Years ago, in my pre-librarian days, I worked for a three-partner executive recruiting firm. The partners ranged in age from 67 to 82. The oldest was mostly retired, coming in to the office once or twice a month on his trips to NYC; he sold his share and moved to Arizona and spent the final few years of his life in warmth and golfing. The two younger partners, on the other hand, couldn’t see themselves retiring. Before the oldest left, he’d had a conversation with the next oldest about his retiring. Partner 2’s response? “What would I do?” Now, this was a man who loved photography, loved jazz and enjoyed travel… yet he couldn’t think of anything to do if he retired. Even the thought of cutting back, of working fewer days and easing into a more relaxed schedule was beyond his ken.
No big surprise, the two younger partners never retired and died very nearly at their desks.
On the other hand, there’s a woman I used to work with, whose husband kept “failing upward” (he worked for one Major Corporation which got taken over and received a golden parachute… then another… and another… nice work if you can get it!).
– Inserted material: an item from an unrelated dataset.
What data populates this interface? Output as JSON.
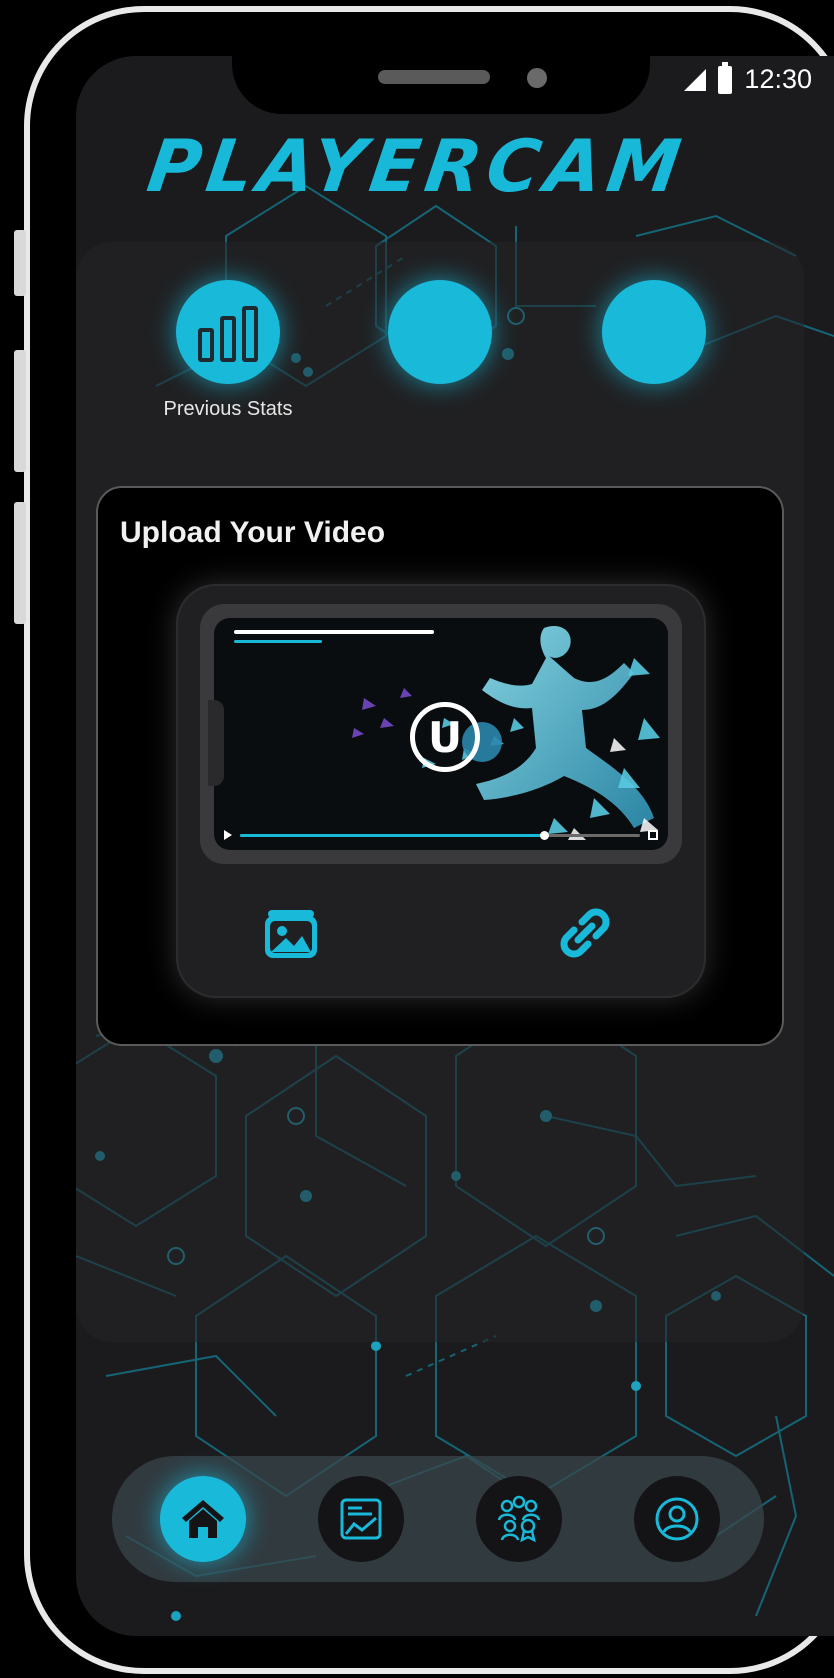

At the age of slightly under 50 she retired and has reported that she’s not sure how she ever found time to work, because all the other things she’d squeezed into her life before had now blossomed. My uncle retired nearly 20 years ago and hasn’t looked back.
That’s given me pause for thought. Don’t get me wrong, I love being a school librarian. I love helping people find “just the right book” and showing them how to do research and find credible information. You want a Fountain of Youth? Work with teens and you’ll never totally grow old. But… I’m not my job. I’m not my profession. I’m not the committees I work on or the divisions of ALA to which I belong. I was helping people find information and recommending books before I got my MLS and I suspect I’ll be doing that long after I leave librarianship.
When I retire, there won’t be the anger, angst and floundering that I’ve seen in too many of my library peers. What about you? Aren’t you more than your titles and commitments?